J. Tesk, International Standards and Reference Materials, Proceedings of Workshop On Implant Retrieval and Analysis; Buffalo NY., June 1996.

Presentations

J. Tesk, International Standards and Reference Materials, Workshop on Implant Retrieval and Analysis, Buffalo, NY, June 1996.

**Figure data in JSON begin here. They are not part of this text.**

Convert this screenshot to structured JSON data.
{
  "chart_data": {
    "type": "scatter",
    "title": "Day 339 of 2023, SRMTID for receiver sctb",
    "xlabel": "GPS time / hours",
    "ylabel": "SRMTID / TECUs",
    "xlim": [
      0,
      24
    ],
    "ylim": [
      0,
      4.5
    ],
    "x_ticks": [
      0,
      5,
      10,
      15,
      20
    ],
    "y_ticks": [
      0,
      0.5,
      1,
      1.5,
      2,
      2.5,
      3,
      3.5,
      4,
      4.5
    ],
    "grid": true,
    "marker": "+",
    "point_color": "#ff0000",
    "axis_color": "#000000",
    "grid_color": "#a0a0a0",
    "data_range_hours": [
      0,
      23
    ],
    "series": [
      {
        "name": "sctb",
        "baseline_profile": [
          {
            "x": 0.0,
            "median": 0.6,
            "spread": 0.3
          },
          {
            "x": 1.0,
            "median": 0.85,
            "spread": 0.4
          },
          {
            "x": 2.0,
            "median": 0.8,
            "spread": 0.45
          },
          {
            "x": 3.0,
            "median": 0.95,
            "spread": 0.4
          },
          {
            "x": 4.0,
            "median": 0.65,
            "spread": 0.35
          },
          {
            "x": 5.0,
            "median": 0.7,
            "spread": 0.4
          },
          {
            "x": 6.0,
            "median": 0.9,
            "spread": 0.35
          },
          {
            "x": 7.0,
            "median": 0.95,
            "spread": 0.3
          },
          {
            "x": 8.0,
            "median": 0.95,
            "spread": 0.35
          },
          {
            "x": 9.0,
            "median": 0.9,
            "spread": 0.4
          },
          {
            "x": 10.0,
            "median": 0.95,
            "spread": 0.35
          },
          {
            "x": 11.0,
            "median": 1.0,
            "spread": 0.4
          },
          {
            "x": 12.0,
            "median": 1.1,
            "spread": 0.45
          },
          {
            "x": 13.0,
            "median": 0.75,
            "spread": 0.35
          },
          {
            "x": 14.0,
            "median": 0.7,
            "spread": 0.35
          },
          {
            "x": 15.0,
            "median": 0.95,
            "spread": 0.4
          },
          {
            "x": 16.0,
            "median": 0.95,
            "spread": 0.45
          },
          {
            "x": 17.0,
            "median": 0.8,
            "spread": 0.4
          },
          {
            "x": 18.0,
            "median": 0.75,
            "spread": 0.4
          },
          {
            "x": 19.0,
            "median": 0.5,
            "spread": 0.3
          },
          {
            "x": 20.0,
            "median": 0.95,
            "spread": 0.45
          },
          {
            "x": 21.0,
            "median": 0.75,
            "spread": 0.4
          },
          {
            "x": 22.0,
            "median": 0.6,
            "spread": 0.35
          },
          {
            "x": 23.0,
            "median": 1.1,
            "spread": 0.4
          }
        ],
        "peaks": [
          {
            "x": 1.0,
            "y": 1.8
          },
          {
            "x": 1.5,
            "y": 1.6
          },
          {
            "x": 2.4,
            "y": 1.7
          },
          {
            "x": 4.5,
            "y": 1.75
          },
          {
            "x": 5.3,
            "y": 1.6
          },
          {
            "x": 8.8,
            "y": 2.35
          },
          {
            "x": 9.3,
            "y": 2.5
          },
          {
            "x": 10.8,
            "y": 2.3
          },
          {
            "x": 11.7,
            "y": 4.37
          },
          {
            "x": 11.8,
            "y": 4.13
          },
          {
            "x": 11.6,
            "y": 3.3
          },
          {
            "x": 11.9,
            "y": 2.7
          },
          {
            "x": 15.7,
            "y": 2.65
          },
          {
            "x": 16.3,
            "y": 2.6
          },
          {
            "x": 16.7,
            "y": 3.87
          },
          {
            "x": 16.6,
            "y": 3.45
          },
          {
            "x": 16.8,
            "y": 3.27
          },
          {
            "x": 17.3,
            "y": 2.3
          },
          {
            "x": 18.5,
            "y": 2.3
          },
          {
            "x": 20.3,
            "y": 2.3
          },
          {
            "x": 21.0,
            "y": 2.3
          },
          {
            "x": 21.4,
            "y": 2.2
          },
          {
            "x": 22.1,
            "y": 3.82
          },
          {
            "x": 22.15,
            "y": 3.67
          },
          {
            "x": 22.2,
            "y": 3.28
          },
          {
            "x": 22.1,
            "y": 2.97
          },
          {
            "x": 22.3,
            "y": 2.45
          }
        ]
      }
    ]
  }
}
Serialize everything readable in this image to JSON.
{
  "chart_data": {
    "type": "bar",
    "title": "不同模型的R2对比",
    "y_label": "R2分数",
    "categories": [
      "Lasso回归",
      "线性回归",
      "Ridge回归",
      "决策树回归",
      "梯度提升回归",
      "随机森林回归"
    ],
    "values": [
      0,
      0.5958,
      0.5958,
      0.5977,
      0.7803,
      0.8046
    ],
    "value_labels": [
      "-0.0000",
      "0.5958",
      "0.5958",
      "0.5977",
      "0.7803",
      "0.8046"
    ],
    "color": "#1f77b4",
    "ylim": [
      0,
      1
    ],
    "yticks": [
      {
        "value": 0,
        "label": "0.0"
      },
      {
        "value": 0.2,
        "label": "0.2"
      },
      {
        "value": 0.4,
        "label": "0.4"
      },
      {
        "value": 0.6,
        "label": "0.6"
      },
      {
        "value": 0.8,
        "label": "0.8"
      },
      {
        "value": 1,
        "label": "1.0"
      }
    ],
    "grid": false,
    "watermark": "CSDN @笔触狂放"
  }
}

Durability Assessment of Biomedical Materials/ Prostheses

John A. Tesk; J. Stansbury, J. Lechner (retired, Division 882); Collaborators: S.C. Saunders; H. Morris; K.Asaoka.

Objectives

The objectives are to explore the following: employment of cyclopolymerizable monomers as substitutes for poly(methyl methacrylate) in orthopaedic bone cement, models of the mechanical behavior of dental/medical materials, probabilistic methods which may be useful in the prediction of clinical survivability of biomedical implants and prostheses based on early time survival data, and screening tests for nanosized filler dental restoratives for which the coupling agents to the filler acts as the resin matrix.

Technical Description

Evaluate properties of mixtures of poly(methyl methacrylate) and cyclopolymerizable monomers; explore with NIH, NIST and Washington State University the feasibility/interest in workshop on implant reliability predictions using engineering statistical approaches; continue modeling collaborations with Tokushima University.

External Collaborations

J. Lechner (retired, Division 882); S.C. Saunders, Washington State University; H. Morris, Veterans Administration; K.Asaoka, Tokushiima University.

Accomplishments

Established informal collaboration with Ohio State University Department of Orthopaedic Surgery for evaluation of experimental bone cement formulations.

Outputs

Publications

J.A. Tesk, and Asaoka, On Computer Simulation of Stresses developed in Dental Investments During Burnout, Prior to Casting, Dent. Mater. (submitted).